How might you avoid this trap? Build your network so you understand your industry and its economics. Then do the mathematics on your opportunity. Grand concepts are no substitute for running the numbers.
Trap 4: The me-too trap
The combination of high threat of entry (a macro-level industry factor) and lack of sustainable advantage for new entrants (a micro-level industry factor) can cause a large number of competitors to pursue an opportunity, only to be winnowed in a hurry. In the early days of the Winchester disk drive industry, for example, so many me-too entrants entered the industry that capacity of more than 40 times the total market size was funded by venture capital investors. Thus, the combination of low barriers to entry (revealed in the upper right corner of our model) and a lack of sustainable advantage (lower right corner) should be a red flag to would-be entrepreneurs. The only ones who should tolerate this combination are niche-market entrepreneurs who can fly below the competitors' radar.

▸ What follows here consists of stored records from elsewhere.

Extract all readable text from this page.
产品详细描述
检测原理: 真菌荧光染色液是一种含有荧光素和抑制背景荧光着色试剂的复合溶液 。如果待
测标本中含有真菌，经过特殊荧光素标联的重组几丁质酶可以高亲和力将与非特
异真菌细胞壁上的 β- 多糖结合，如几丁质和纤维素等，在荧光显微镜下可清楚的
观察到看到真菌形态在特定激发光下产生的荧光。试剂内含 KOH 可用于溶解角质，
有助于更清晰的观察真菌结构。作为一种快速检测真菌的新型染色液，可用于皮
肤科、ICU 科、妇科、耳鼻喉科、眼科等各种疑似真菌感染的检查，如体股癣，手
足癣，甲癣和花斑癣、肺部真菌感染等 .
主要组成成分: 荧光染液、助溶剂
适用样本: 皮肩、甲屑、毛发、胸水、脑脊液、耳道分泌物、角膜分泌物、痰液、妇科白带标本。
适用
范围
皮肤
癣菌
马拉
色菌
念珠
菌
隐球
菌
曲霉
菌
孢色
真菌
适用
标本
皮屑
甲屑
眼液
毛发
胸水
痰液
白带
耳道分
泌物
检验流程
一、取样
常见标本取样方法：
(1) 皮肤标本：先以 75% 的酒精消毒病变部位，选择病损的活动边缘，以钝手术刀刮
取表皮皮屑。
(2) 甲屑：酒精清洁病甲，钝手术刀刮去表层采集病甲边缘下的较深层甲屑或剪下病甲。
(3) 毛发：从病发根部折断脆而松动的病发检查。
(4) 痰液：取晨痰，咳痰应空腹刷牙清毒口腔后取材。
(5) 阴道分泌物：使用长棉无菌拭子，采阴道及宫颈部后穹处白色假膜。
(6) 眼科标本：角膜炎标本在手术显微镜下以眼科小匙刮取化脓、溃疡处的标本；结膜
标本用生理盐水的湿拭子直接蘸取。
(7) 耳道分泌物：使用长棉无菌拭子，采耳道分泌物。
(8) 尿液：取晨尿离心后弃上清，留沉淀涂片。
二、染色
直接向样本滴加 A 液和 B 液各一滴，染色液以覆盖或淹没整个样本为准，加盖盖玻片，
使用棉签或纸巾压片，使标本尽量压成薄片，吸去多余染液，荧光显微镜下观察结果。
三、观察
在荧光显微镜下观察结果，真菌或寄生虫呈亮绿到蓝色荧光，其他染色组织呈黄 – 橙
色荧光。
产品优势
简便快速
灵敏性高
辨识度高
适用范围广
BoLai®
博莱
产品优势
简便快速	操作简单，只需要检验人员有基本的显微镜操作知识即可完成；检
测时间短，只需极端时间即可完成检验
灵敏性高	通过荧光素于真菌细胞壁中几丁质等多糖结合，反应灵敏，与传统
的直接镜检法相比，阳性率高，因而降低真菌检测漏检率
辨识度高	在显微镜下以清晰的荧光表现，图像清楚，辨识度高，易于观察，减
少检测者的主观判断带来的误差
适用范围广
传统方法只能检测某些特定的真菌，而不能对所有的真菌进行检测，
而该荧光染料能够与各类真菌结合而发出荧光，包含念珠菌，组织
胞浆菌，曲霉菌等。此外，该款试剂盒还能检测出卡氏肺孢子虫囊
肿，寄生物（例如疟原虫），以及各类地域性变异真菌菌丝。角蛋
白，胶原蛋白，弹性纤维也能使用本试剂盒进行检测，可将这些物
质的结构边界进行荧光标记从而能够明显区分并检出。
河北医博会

How to avoid this trap? This one's easy. If barriers to entry are low and you have nothing on which to sustain your initial advantage, stop before you start. If you've already started, sell now, unless you are happy to run a niche-market business that does not compete with the big guys. That's what Jack and Andy Taylor did in starting Enterprise Car Rental. Hertz, Avis and the others couldn't be bothered with the neighbourhood segment, and the Taylors had it almost entirely to themselves.
Trap 5: The hubris trap
Some people build careers as serial entrepreneurs. They start venture after venture, seemingly always successfully. Those who are successful usually succeed by choosing opportunities without crucial flaws and by executing effectively. Having done it before is a great advantage when it comes to fund-raising, but it does not obviate the need for attention to the seven domains. Don't rest on your laurels. Do your homework. Even you are not invincible!